Biopharmaceuticals company BioMarin Pharmaceutical Inc. has agreed to acquire Prosensa Holding N.V., a drug developer with a focus on rare neuromuscular and neurodegenerative disorders.
The transaction will provide BioMarin with worldwide rights to multiple orphan-drug candidates, including the Duchenne muscular dystrophy (DMD) drug candidate drisapersen. In addition, Prosensa has a pipeline of several potential products that leverage its proprietary RNA-modulating technology platform for the treatment of various genotypes of DMD and other genetic disorders.
Under the terms of the agreement BioMarin will pay $17.75 per share, or a total of approximately $680 million, for all of the outstanding ordinary shares of Prosensa.
Two further milestone payments of approximately $80 million will be payable upon the approval of drisapersen in the United States no later than May 15, 2016 and in Europe no later than February 15, 2017, respectively. That would take the total acquisition price to $840 million.
BioMarin will also purchase from Prosensa a $50 million convertible note, which will automatically convert into 4,395,914 shares of Prosensa's stock if the transaction fails to close for any reason.

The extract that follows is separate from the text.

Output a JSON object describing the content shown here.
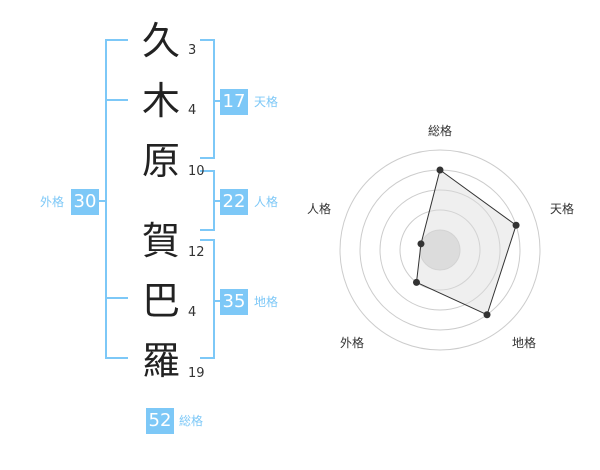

BioMarin CEO Jean-Jacques Bienaimè said that the company was committed to working closely with regulatory authorities worldwide to bring drisapersen, a potentially breakthrough therapy, to DMD patients as quickly as possible.
"Further, if we are successful in advancing drisapersen to early regulatory approvals, we believe this transaction would be accretive to operating and GAAP profitability in 2017," Bienaimè added.
Drisapersen is currently under review as part of a New Drug Application process and has been given Orphan, Fast Track and Breakthrough Therapy designation by the U.S. Food and Drug Administration (FDA).